A confession: I’m a huge lover of soft, almost gooey cookies; for example, I love biting into a soft, super chocolatey, chocolate chip cookie, and letting the aromas and flavours of good quality chocolate and vanilla roll around on my tongue. How could people not love the intense flavour melding with a gooey cookie?
Espresso Chocolate Almond Biscotti
- ¼ cup unsalted butter, room temp
- ¾ cup white sugar
- 3 eggs, lightly beaten
- 1 teaspoon vanilla extract
- 3 ¼ cups pastry flour
- 1tsp baking powder
- 1 tsp instant espresso powder
- 1 cup milk or dark chocolate chips
- 1 cup slivered or whole almonds, blanched
- 1 egg white, lightly beaten
- Preheat oven to 350 degrees F (175 degrees C). Line a heavy duty cookie sheet with parchment paper.
- Cream together butter and sugar in a bowl until light and fluffy. Beat in eggs and vanilla.
- Sift together the dry ingredients in a separate bowl. Mix dry ingredients into the egg mixture. Stir in the chocolate chips and almonds.
- Shape dough into one large, flat log approximately 18 inches long by 8 inches diameter. Place log on baking sheet, and flatten out to about 3/4″ thickness. Brush with the beaten egg white.
Bake in the preheated oven until edges are golden and the center is firm, about 35 to 40 minutes, rotating the pan once during baking. Remove from oven to cool on the pans for about 15 minutes.

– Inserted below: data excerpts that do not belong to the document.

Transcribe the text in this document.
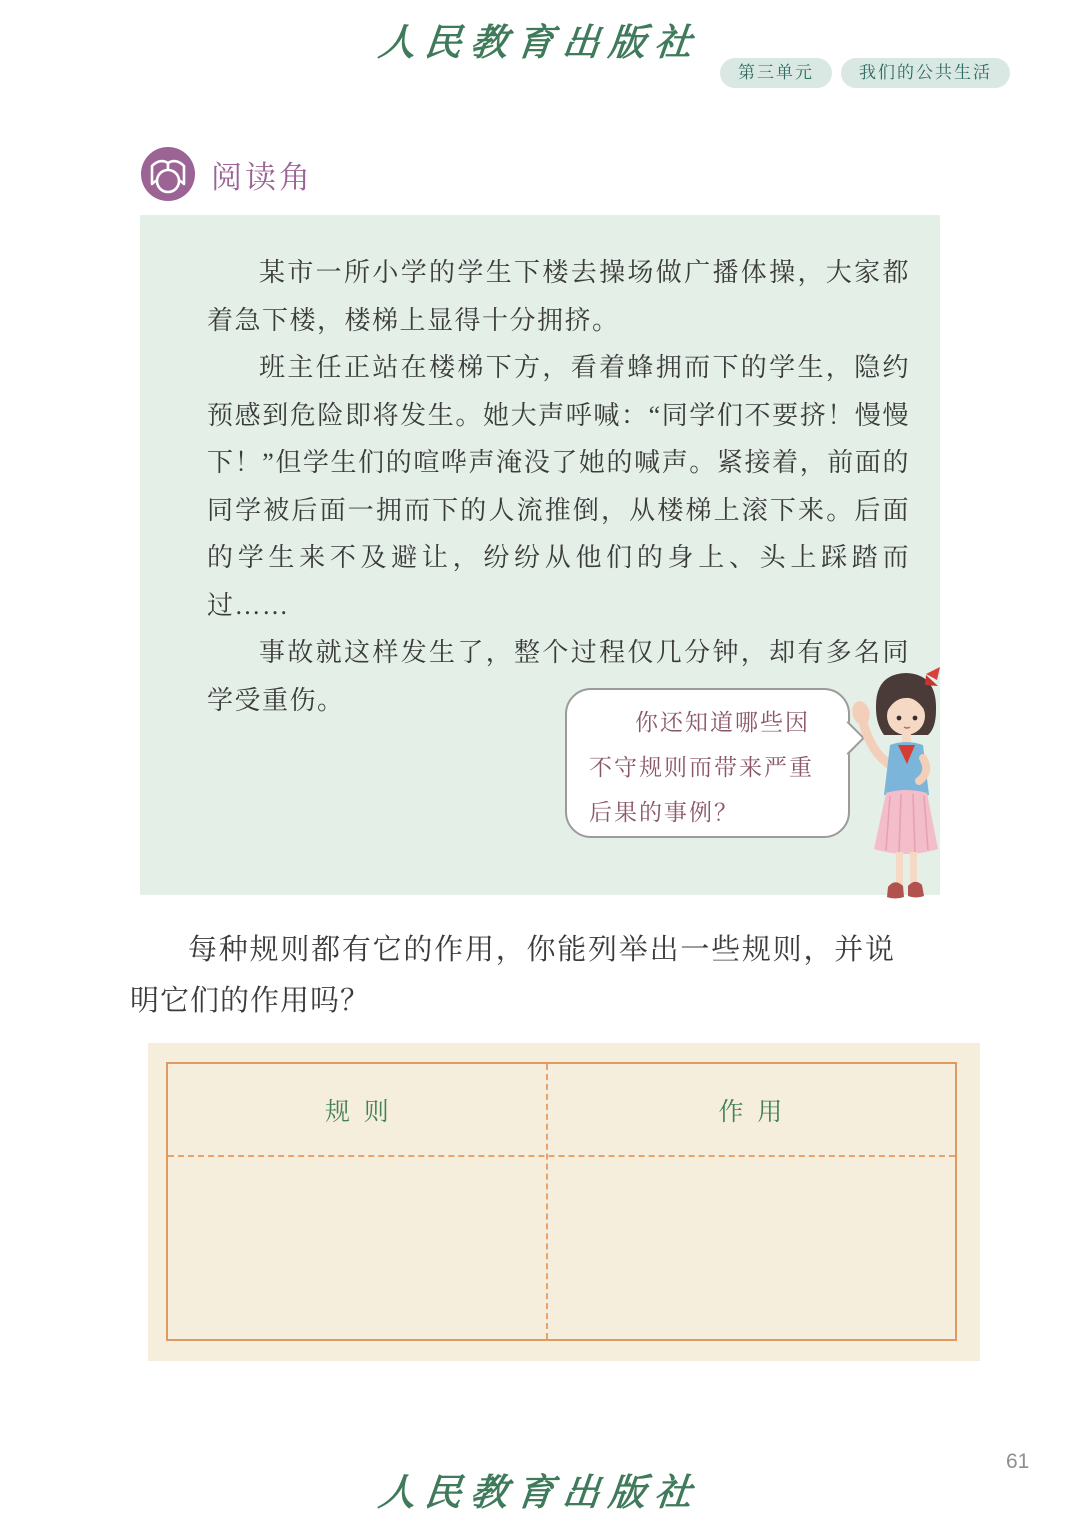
人民教育出版社
第三单元	我们的公共生活
阅读角

某市一所小学的学生下楼去操场做广播体操，大家都着急下楼，楼梯上显得十分拥挤。

班主任正站在楼梯下方，看着蜂拥而下的学生，隐约预感到危险即将发生。她大声呼喊：“同学们不要挤！慢慢下！”但学生们的喧哗声淹没了她的喊声。紧接着，前面的同学被后面一拥而下的人流推倒，从楼梯上滚下来。后面的学生来不及避让，纷纷从他们的身上、头上踩踏而过……

事故就这样发生了，整个过程仅几分钟，却有多名同学受重伤。

你还知道哪些因不守规则而带来严重后果的事例？
每种规则都有它的作用，你能列举出一些规则，并说明它们的作用吗？
规则	作用
61
人民教育出版社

Reduce oven temperature to 325 degrees F (165 degrees C) for second baking.- When loaf is cool enough to handle, use a serrated knife to slice into 1/2″ thick slices. Return the slices to the baking sheet, spread apart from one another by 1/4″.
- Bake in reduced heat oven about 15-20 minutes, or until they start to turn light brown on the edges. Cool completely, and store in an airtight container at room temperature.